There are now keyword arguments in the calculator. “KPOINT_GRID” are the density at which we sample the inverse space. “h” is the grid spacing of our mesh basis set. “TOL_SCF” is the convergence criteria for SCF cycle. “RELAX_FLAG” is just telling it we want to perform a structural relaxtion. You will need to specify parameters or keyword arguments prior to running DFT calculations. If you are using LDA or GGA_PBE as exchange correlation functionals, you will need to run convergence tests on KPOINT_GRID and h(mesh spacing).

Let’s run it (don’t do this normally on headnode.) Note that it has made lots of output files. “SPARC.out” is the main one.

At the top are the settings. Many of these are defaults we did not enter. Next we See Self Consistent Field blocks. These are converging the electron density of the structure. Once converged it gets the energy and forces (electronic relaxtion), then moves the atoms down the potential energy surface (ionic relaxtion).
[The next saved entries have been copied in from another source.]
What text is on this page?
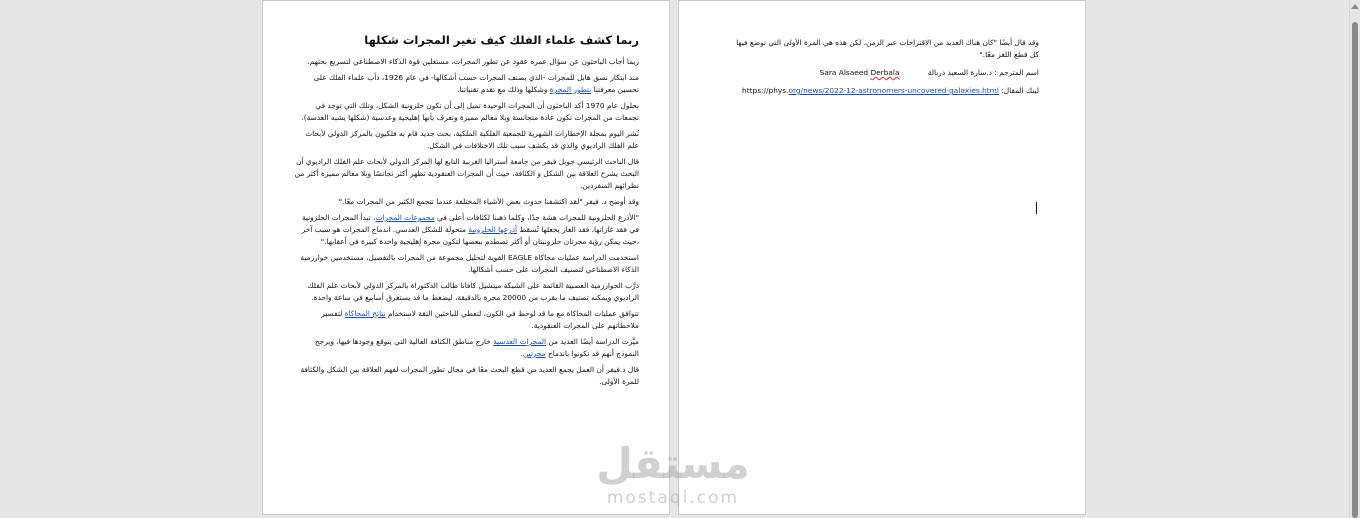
ربما كشف علماء الفلك كيف تغير المجرات شكلها

ربما أجاب الباحثون عن سؤال عمره عقود عن تطور المجرات، مستغلين قوة الذكاء الاصطناعي لتسريع بحثهم.

منذ ابتكار نسق هابل للمجرات -الذي يصنف المجرات حسب أشكالها- في عام 1926، دأب علماء الفلك على تحسين معرفتنا بتطور المجرة وشكلها وذلك مع تقدم تقنياتنا.

بحلول عام 1970 أكد الباحثون أن المجرات الوحيدة تميل إلى أن تكون حلزونية الشكل، وتلك التي توجد في تجمعات من المجرات تكون عادة متجانسة وبلا معالم مميزة وتعرف بأنها إهليجية وعدسية (شكلها يشبه العدسة).

نُشر اليوم بمجلة الإخطارات الشهرية للجمعية الفلكية الملكية، بحث جديد قام به فلكيون بالمركز الدولي لأبحاث علم الفلك الراديوي والذي قد يكشف سبب تلك الاختلافات في الشكل.

قال الباحث الرئيسي جوبل فيفر من جامعة أستراليا الغربية التابع لها المركز الدولي لأبحاث علم الفلك الراديوي أن البحث يشرح العلاقة بين الشكل و الكثافة، حيث أن المجرات العنقودية تظهر أكثر تجانسًا وبلا معالم مميزة أكثر من نظرائهم المنفردين.

وقد أوضح د. فيفر "لقد اكتشفنا حدوث بعض الأشياء المختلفة عندما تتجمع الكثير من المجرات معًا."

"الأذرع الحلزونية للمجرات هشة جدًا، وكلما ذهبنا لكثافات أعلى في مجموعات المجرات، تبدأ المجرات الحلزونية في فقد غازاتها، فقد الغاز يجعلها تُسقط أذرعها الحلزونية متحولة للشكل العدسي. اندماج المجرات هو سبب آخر ،حيث يمكن رؤية مجرتان حلزونيتان أو أكثر تصطدم ببعضها لتكون مجرة إهليجية واحدة كبيرة في أعقابها."

استخدمت الدراسة عمليات محاكاة EAGLE القوية لتحليل مجموعة من المجرات بالتفصيل، مستخدمين خوارزمية الذكاء الاصطناعي لتصنيف المجرات على حسب أشكالها.

درَّب الخوارزمية العصبية القائمة على الشبكة ميتشيل كافانا طالب الدكتوراة بالمركز الدولي لأبحاث علم الفلك الراديوي ويمكنه تصنيف ما يقرب من 20000 مجرة بالدقيقة، ليضغط ما قد يستغرق أسابيع في ساعة واحدة.

تتوافق عمليات المحاكاة مع ما قد لوحظ في الكون، لتعطي للباحثين الثقة لاستخدام نتائج المحاكاة لتفسير ملاحظاتهم على المجرات العنقودية.

ميَّزت الدراسة أيضًا العديد من المجرات العدسية خارج مناطق الكثافة العالية التي يتوقع وجودها فيها، ويرجح النموذج أنهم قد تكونوا باندماج مجرتين.

قال د.فيفر أن العمل يجمع العديد من قطع البحث معًا في مجال تطور المجرات لفهم العلاقة بين الشكل والكثافة للمرة الأولى.

وقد قال أيضًا "كان هناك العديد من الاقتراحات عبر الزمن، لكن هذه هي المرة الأولى التي توضع فيها كل قطع اللغز معًا."

اسم المترجم : د.سارة السعيد دربالة            Sara Alsaeed Derbala

لينك المقال: https://phys.org/news/2022-12-astronomers-uncovered-galaxies.html

مستقل
mostaql.com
5.4.1.2.1. Important Note:#

A calculation with higher number of k points and/or higher value of mesh spacing will be more accurate. Sometimes, you will come across convergence issues while running calculations. In such cases, you can look at your main output file (*.out) that saves the energies of each SCF cycle and find out where it breaks. There might be a warning for example:

“WARNING: SCF#1 did not converge to desired accuracy!”
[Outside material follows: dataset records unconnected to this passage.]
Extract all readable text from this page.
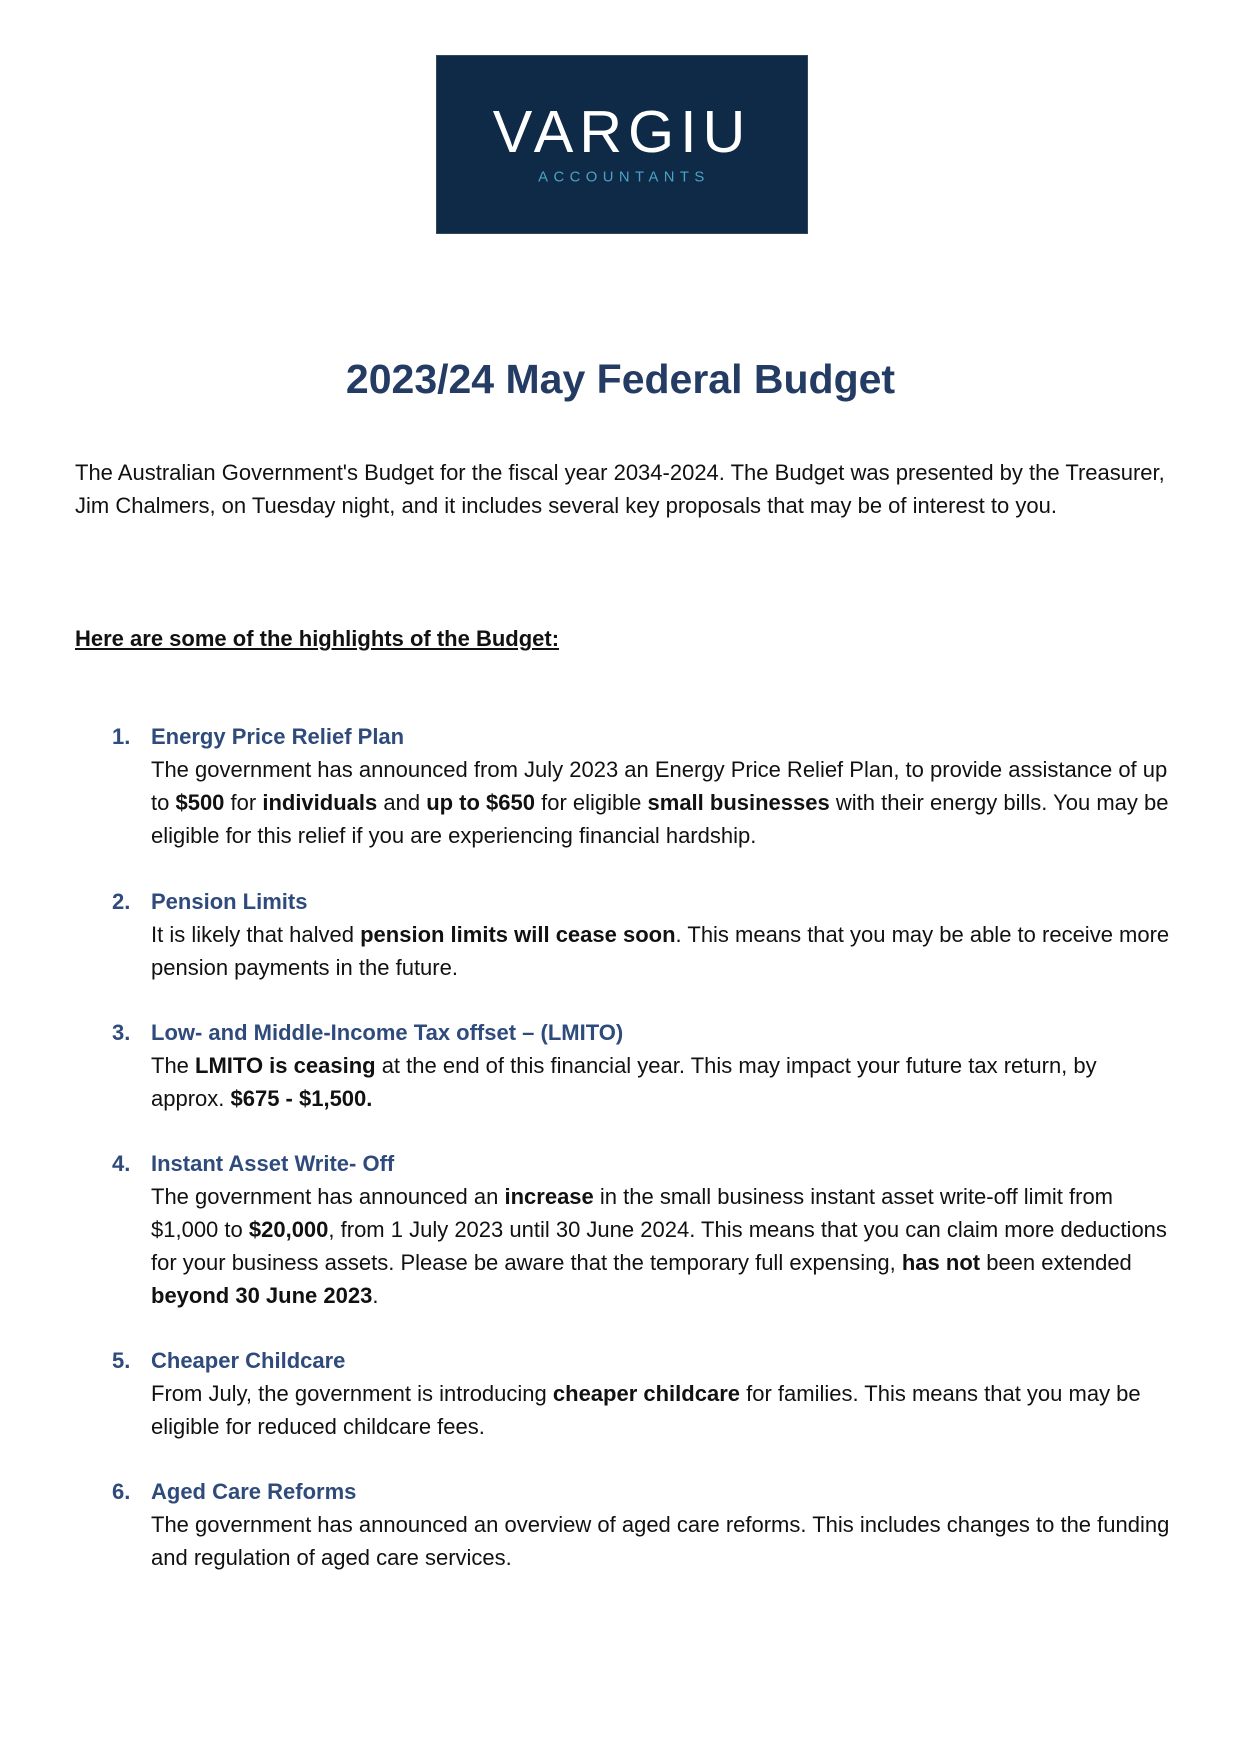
VARGIU
ACCOUNTANTS
2023/24 May Federal Budget

The Australian Government's Budget for the fiscal year 2034-2024. The Budget was presented by the Treasurer, Jim Chalmers, on Tuesday night, and it includes several key proposals that may be of interest to you.

Here are some of the highlights of the Budget:

1. Energy Price Relief Plan

The government has announced from July 2023 an Energy Price Relief Plan, to provide assistance of up to $500 for individuals and up to $650 for eligible small businesses with their energy bills. You may be eligible for this relief if you are experiencing financial hardship.

2. Pension Limits

It is likely that halved pension limits will cease soon. This means that you may be able to receive more pension payments in the future.

3. Low- and Middle-Income Tax offset – (LMITO)

The LMITO is ceasing at the end of this financial year. This may impact your future tax return, by approx. $675 - $1,500.

4. Instant Asset Write- Off

The government has announced an increase in the small business instant asset write-off limit from $1,000 to $20,000, from 1 July 2023 until 30 June 2024. This means that you can claim more deductions for your business assets. Please be aware that the temporary full expensing, has not been extended beyond 30 June 2023.

5. Cheaper Childcare

From July, the government is introducing cheaper childcare for families. This means that you may be eligible for reduced childcare fees.

6. Aged Care Reforms

The government has announced an overview of aged care reforms. This includes changes to the funding and regulation of aged care services.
You can play around with input mixing parameters of SPARC in such cases. Some parameters that can be modified if SCF is not converging are:

MIXING_VARIABLE, MIXING_PARAMETER, MIXING_HISTORY, MIXING_PRECOND, CHEB_DEGRESS

More information about the input parameters can be found in the SPARC manual that is available on GitHub (link).

5.4.1.3. Submitting DFT calculations#

Let’s copy in our sparc python script and SLURM batch file. Modify the SLURM file to source the SPARC environment and run the script. The SLURM script should have the following lines:

source /path/to/packages/sparc_env.sh
python calc_sparc.py

5.4.1.4. What is SPARC doing?#

In a broad sense, SPARC is solving the schrodinger equation very approximately. It is doing this through an iterative calculation. You begin with some initial guess of the electron density, then refine that by minimizing the energy. Once you’ve hit some convergence criteria, you terminate this, then you can calculate the energy and forces.

5.4.1.5. Exercise:#

Clone the SPARC and sprac-dft-api repository from GitHub and set up an environment for running calculations in SPARC on PACE.
Write a script to build a Platinum bulk crystal and run a single-point DFT calculation in SPARC.